Lewat amar tadi, MK memerintahkan kepada pembuat undang-undang (DPR) agar merevisi pasal terkait sekurang-kurangnya tiga tahun dari waktu putusan diterbitkan. Maka pada dua tahun setelahnya, DPR RI mengesahkan UU Nomor 16 Tahun 2019 tentang Perubahan Atas UU Nomor 1 Tahun 1974 tentang Perkawinan dengan mengganti batas usia perkawinan perempuan dari 16 (enam belas) tahun menjadi 19 (sembilan belas) tahun, atau disamakan dengan laki-laki.
Kalau saja Z dan S membaca dengan rijit perjuangan ketiga ibu rumah tangga tadi, mereka apakah akan tetap sesumbar memamerkan pengisahan perkawinan mereka?

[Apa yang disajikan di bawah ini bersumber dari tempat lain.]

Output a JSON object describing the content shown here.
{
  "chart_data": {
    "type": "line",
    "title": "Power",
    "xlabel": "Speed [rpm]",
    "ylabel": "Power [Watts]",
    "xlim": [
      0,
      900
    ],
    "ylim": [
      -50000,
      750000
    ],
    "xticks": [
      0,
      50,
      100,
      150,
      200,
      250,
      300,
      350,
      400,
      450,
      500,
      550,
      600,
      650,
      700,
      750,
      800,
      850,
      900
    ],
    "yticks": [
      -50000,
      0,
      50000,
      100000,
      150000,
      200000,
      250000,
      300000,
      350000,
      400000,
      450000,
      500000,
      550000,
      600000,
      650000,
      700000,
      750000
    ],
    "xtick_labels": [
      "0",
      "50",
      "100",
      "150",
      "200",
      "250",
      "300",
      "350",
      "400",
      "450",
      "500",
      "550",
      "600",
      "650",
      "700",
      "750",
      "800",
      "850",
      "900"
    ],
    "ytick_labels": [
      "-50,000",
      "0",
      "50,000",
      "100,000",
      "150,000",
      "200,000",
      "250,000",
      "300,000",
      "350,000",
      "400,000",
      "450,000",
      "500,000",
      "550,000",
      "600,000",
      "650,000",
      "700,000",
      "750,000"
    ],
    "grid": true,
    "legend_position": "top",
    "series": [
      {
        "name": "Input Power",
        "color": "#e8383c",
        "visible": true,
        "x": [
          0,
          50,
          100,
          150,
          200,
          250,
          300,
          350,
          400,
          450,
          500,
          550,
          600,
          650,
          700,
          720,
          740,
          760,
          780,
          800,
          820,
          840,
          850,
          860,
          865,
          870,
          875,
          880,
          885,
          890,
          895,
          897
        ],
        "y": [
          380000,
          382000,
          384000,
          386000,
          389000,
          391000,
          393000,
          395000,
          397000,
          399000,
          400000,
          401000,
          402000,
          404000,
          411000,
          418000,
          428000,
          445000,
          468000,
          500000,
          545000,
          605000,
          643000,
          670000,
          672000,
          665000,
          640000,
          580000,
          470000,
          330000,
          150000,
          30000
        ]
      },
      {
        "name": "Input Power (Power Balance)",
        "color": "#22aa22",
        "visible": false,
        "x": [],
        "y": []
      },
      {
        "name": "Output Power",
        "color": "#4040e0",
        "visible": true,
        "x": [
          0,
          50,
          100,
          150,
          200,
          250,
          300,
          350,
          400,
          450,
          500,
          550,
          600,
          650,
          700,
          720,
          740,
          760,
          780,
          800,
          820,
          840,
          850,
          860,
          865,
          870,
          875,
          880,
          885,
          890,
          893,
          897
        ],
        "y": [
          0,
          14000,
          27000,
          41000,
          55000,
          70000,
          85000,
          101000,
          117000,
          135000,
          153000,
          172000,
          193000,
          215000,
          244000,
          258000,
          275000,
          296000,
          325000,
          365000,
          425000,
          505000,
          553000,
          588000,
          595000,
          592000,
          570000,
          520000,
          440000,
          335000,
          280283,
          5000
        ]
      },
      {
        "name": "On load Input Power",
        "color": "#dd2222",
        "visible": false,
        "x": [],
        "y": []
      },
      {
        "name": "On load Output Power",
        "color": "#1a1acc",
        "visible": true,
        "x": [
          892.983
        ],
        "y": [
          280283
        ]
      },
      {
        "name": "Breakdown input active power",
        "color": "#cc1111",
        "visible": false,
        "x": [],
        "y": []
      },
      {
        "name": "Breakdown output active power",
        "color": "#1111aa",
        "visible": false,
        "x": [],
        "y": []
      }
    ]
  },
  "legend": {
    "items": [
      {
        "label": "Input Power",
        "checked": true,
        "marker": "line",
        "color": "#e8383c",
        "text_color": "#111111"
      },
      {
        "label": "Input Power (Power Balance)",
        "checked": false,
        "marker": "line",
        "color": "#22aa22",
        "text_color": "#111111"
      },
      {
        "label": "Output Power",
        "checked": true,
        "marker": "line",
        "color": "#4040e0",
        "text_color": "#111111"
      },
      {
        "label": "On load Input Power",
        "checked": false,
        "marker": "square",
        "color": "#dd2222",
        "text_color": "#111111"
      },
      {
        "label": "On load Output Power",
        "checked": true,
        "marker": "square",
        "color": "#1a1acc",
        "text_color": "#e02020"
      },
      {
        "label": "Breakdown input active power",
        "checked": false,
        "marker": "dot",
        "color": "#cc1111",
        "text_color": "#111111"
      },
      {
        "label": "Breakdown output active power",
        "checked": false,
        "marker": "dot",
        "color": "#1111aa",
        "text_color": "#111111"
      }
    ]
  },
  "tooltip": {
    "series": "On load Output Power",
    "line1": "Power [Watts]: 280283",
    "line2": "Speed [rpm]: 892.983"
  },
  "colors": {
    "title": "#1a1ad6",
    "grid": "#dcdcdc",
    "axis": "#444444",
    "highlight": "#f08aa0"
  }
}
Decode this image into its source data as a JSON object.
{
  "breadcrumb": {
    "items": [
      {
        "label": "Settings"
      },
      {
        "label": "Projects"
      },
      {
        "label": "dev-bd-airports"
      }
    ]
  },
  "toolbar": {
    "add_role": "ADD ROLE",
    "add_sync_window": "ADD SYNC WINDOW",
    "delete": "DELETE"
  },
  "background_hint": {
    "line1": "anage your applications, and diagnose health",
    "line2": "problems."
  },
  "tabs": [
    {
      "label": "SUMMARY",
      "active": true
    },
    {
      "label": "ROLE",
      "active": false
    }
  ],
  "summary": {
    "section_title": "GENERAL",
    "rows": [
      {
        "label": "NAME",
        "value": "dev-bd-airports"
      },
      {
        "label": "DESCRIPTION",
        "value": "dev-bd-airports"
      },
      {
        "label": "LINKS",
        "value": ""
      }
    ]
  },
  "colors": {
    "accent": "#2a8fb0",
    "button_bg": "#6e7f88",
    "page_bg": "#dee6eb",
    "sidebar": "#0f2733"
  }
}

Normalisasi yang mereka lakukan di medsos senyatanya jelas mencederai laku perjuangan Ibu Rasminah, Endang Wasrinah, dan Maryanti.
Z dan S seolah tak peduli akan perkawinannya yang mengundang gemuruh pembicaraan massa. Mereka terlihat bodo amat dan terkesan pede saja mengglorifikasi perkawinan anak. Kalau masih bisa berpikir semestinya mereka berpikir dua kali, kecuali jika sudah tak sanggup. Entahlah. []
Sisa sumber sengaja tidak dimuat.